Tem mais! Pela madrugada me recorri ao pato mais uma vez. A Isa foi pegá-lo no banheiro, voltou rápida e fechou a porta. Segundo ela, havia um morcego lá… Descansando dentro do meu pato! Imaginem se ela não o vê? O pinto (ora, já estamos mais íntimos, não é?) não tem nenhum juízo, se meteria ali para dentro e levaria uma bela mordida na careca. No mínimo eu ganharia mais uns dias de internação e… Tome pato!
Não era morcego, só uma mariposa. Gosto duvidoso. Se estivesse imaginando um belo affaire, se danou. Deveria procurar um macho da sua espécie, não eu.
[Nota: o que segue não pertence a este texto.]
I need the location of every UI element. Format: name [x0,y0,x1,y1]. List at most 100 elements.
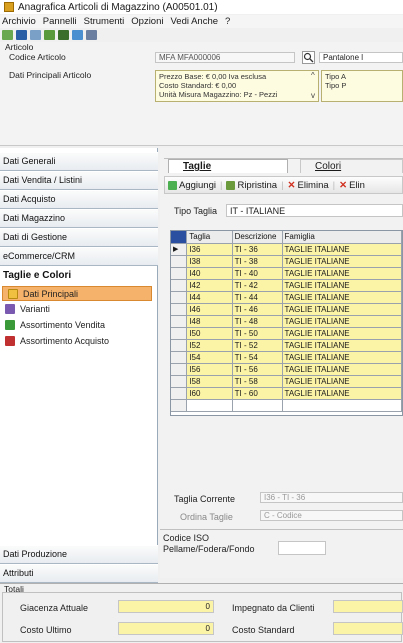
table-row[interactable]: I58 TI - 58 TAGLIE ITALIANE [171,375,402,388]
cell-descrizione[interactable]: TI - 48 [232,315,283,328]
cell-descrizione[interactable]: TI - 36 [232,243,283,256]
sidebar-item-dati-acquisto[interactable]: Dati Acquisto [0,190,158,209]
cell-taglia[interactable]: I46 [186,303,233,316]
tipo-taglia-field[interactable]: IT - ITALIANE [226,204,403,217]
cell-descrizione[interactable]: TI - 44 [232,291,283,304]
row-selector[interactable] [171,351,188,364]
cell-famiglia[interactable]: TAGLIE ITALIANE [282,387,402,400]
cell-taglia[interactable]: I48 [186,315,233,328]
cell-famiglia[interactable]: TAGLIE ITALIANE [282,303,402,316]
empty-cell[interactable] [171,399,188,412]
cell-taglia[interactable]: I42 [186,279,233,292]
cell-taglia[interactable]: I38 [186,255,233,268]
cell-descrizione[interactable]: TI - 50 [232,327,283,340]
cell-descrizione[interactable]: TI - 52 [232,339,283,352]
table-row-empty[interactable] [171,399,402,412]
cell-famiglia[interactable]: TAGLIE ITALIANE [282,279,402,292]
cell-taglia[interactable]: I40 [186,267,233,280]
row-selector[interactable] [171,315,188,328]
sidebar-sub-assortimento-vendita[interactable]: Assortimento Vendita [0,318,158,333]
table-row[interactable]: I56 TI - 56 TAGLIE ITALIANE [171,363,402,376]
row-selector[interactable] [171,255,188,268]
cell-descrizione[interactable]: TI - 46 [232,303,283,316]
cell-descrizione[interactable]: TI - 42 [232,279,283,292]
tab-colori[interactable]: Colori [300,159,403,173]
cell-taglia[interactable]: I54 [186,351,233,364]
row-selector[interactable] [171,327,188,340]
table-row[interactable]: I48 TI - 48 TAGLIE ITALIANE [171,315,402,328]
table-row[interactable]: I46 TI - 46 TAGLIE ITALIANE [171,303,402,316]
row-selector[interactable] [171,291,188,304]
table-row[interactable]: I54 TI - 54 TAGLIE ITALIANE [171,351,402,364]
cell-taglia[interactable]: I50 [186,327,233,340]
cell-descrizione[interactable]: TI - 40 [232,267,283,280]
cell-famiglia[interactable]: TAGLIE ITALIANE [282,291,402,304]
sidebar-item-dati-magazzino[interactable]: Dati Magazzino [0,209,158,228]
cell-famiglia[interactable]: TAGLIE ITALIANE [282,363,402,376]
filter-icon[interactable] [86,30,97,40]
table-row[interactable]: I44 TI - 44 TAGLIE ITALIANE [171,291,402,304]
cell-famiglia[interactable]: TAGLIE ITALIANE [282,255,402,268]
delete-icon[interactable] [30,30,41,40]
cell-famiglia[interactable]: TAGLIE ITALIANE [282,315,402,328]
sidebar-sub-assortimento-acquisto[interactable]: Assortimento Acquisto [0,334,158,349]
tab-taglie[interactable]: Taglie [168,159,288,173]
new-doc-icon[interactable] [2,30,13,40]
cell-famiglia[interactable]: TAGLIE ITALIANE [282,351,402,364]
menu-strumenti[interactable]: Strumenti [84,16,125,27]
cell-descrizione[interactable]: TI - 58 [232,375,283,388]
row-selector-current[interactable]: ▶ [171,243,188,256]
menu-help[interactable]: ? [225,16,230,27]
cell-famiglia[interactable]: TAGLIE ITALIANE [282,339,402,352]
cell-taglia[interactable]: I60 [186,387,233,400]
grid-corner[interactable] [171,231,188,244]
sidebar-sub-varianti[interactable]: Varianti [0,302,158,317]
sizes-grid[interactable]: Taglia Descrizione Famiglia ▶ I36 TI - 36 T… [170,230,403,416]
chevron-up-icon[interactable]: ^ [311,71,315,80]
row-selector[interactable] [171,339,188,352]
row-selector[interactable] [171,375,188,388]
sidebar-item-ecommerce[interactable]: eCommerce/CRM [0,247,158,266]
cell-taglia[interactable]: I52 [186,339,233,352]
table-row[interactable]: I60 TI - 60 TAGLIE ITALIANE [171,387,402,400]
table-row[interactable]: I42 TI - 42 TAGLIE ITALIANE [171,279,402,292]
cell-famiglia[interactable]: TAGLIE ITALIANE [282,327,402,340]
sidebar-item-dati-vendita[interactable]: Dati Vendita / Listini [0,171,158,190]
add-button[interactable]: Aggiungi [168,180,216,191]
column-header-taglia[interactable]: Taglia [186,231,233,244]
cell-taglia[interactable]: I56 [186,363,233,376]
ordina-taglie-select[interactable]: C - Codice [260,510,403,521]
row-selector[interactable] [171,267,188,280]
cell-taglia[interactable]: I44 [186,291,233,304]
cell-famiglia[interactable]: TAGLIE ITALIANE [282,243,402,256]
cell-descrizione[interactable]: TI - 38 [232,255,283,268]
empty-cell[interactable] [232,399,283,412]
sidebar-item-dati-produzione[interactable]: Dati Produzione [0,545,158,564]
cell-descrizione[interactable]: TI - 54 [232,351,283,364]
cell-famiglia[interactable]: TAGLIE ITALIANE [282,267,402,280]
empty-cell[interactable] [282,399,402,412]
menu-vedi-anche[interactable]: Vedi Anche [170,16,218,27]
print-icon[interactable] [72,30,83,40]
sidebar-item-dati-generali[interactable]: Dati Generali [0,152,158,171]
menu-opzioni[interactable]: Opzioni [131,16,163,27]
table-row[interactable]: I38 TI - 38 TAGLIE ITALIANE [171,255,402,268]
search-icon[interactable] [302,51,315,64]
column-header-descrizione[interactable]: Descrizione [232,231,283,244]
sidebar-item-attributi[interactable]: Attributi [0,564,158,583]
empty-cell[interactable] [186,399,233,412]
cell-descrizione[interactable]: TI - 56 [232,363,283,376]
menu-pannelli[interactable]: Pannelli [43,16,77,27]
sidebar-item-dati-gestione[interactable]: Dati di Gestione [0,228,158,247]
restore-button[interactable]: Ripristina [226,180,277,191]
row-selector[interactable] [171,303,188,316]
table-row[interactable]: I50 TI - 50 TAGLIE ITALIANE [171,327,402,340]
cell-taglia[interactable]: I58 [186,375,233,388]
table-row[interactable]: ▶ I36 TI - 36 TAGLIE ITALIANE [171,243,402,256]
binoculars-icon[interactable] [58,30,69,40]
description-field[interactable]: Pantalone l [319,52,403,63]
save-icon[interactable] [16,30,27,40]
cell-descrizione[interactable]: TI - 60 [232,387,283,400]
table-row[interactable]: I52 TI - 52 TAGLIE ITALIANE [171,339,402,352]
delete-all-button[interactable]: ✕ Elin [339,180,365,191]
Mas até que isto se esclarecesse, vieram mais duas enfermeiras para atracar com o bicho, mas uma disse ser aquele trabalho para um homem. E ele apareceu equipado e saiu de lá com a bichinha presa num saco plástico.
Depois fiquei imaginando se acaso o pinto se liberasse da sua inibição e resolvesse achar que aquilo fosse uma nova, desconhecida opção sexual e se empolgasse? Fantasia dele, quem sabe? Nós teríamos uma emergência: um pato engasgado, um pinto entalado e o machão aqui com aquele mostrengo pendurado.
Nada estava dando certo. A melhor coisa foi a cirurgia. Definitivamente não gostei muito da minha primeira experiência num hospital como paciente. Pelo menos o pato deveria parecer-se como tal, com pescoço, cabeça, bico avermelhado, olhinhos azulados e ter a entrada lá por atrás onde sempre foi e assim diminuiria o impacto, pareceria mais normal. Quem sabe? Alguém mais tarado poderia até gostar (kama sutra, edição século XXI?). Você já se imaginou num hospital, aporrinhado e ainda ter que enfiar o palavrão pela goela de um pato horrendo e sem cabeça? É pra leão.
Por favor: se alguém souber de um especialista em “patosfobia”, me indique. Estou necessitando com extrema urgência.